On trauma’s “imprint”

“The roots of resilience….are to be found in the sense of being understood by and existing in the mind and heart of a loving, attuned and self-possessed other.” – Diana Fosha

The quote above is from a fascinating book I am reading called The Body Keeps the Score by Bessel Van der Kolk…..although I have been exposed to much of the material both professionally in my training and experienced it before my very eyes in my household – this book’s ability in summarizing all of the research on trauma together has been captivating. I try to teach many of our educators that a child’s body does not “knowingly” react and defy them or disrupt their classroom, it is their body’s auto-pilot of fear and reaction that has (most of the time) little to do with their actual teaching or personality. It is also helping me pinpoint some troubling timelines for my own kiddos and how their body remembers way before their brain does the traumas that live inside of them, have stolen pieces of childhood from them, and show up often during very inconvenient times if our lives.

April – as soon as April 1st hits and we start talking about WonderBOYs birthday, his behavior and mood plummets. His little body reacts with nightmares and impulsive sadness around thinking about his own birth and grieving the loss of a relationship with his bio mother.

June – this month is a hotbed of triggers for both WonderGIRL and BraveGIRL. The end of school is terribly sad for WG even though in recent years, summers are filled with joy and memories, the true imprint of terror and abandonment after school gets out remained steadfast in her bones and blood.

This month also marks the anniversary of BGs parents’ death and finally this year, she is realizing the impact this has on her. I am hoping and praying she will engage more in her grief and trauma counseling so that we can heal some of these wounds before she is out on her own navigating these triggers alone.

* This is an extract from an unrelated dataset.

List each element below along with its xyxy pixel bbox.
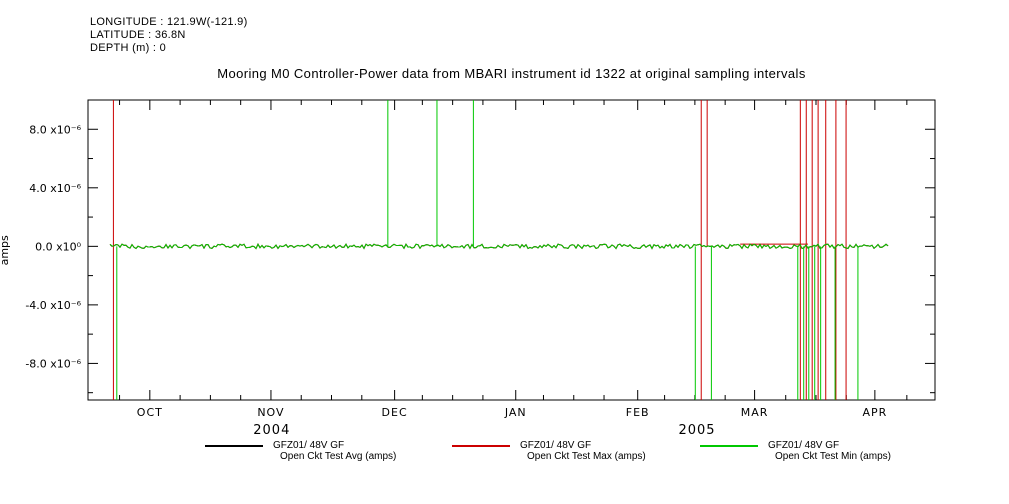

So we hold on through these rough seasons and look forward to the next. We pinpoint what their bodies are doing to them and reassure them they are in a new and safer place, free of fear and violence. We (okay just me) dive deep into reading and researching trauma so I can best prepare them for healing and prepare our schools to be healing environments. We stick together, we sometimes choose aggression over compassion, we get through the day, and then we start all over again tomorrow.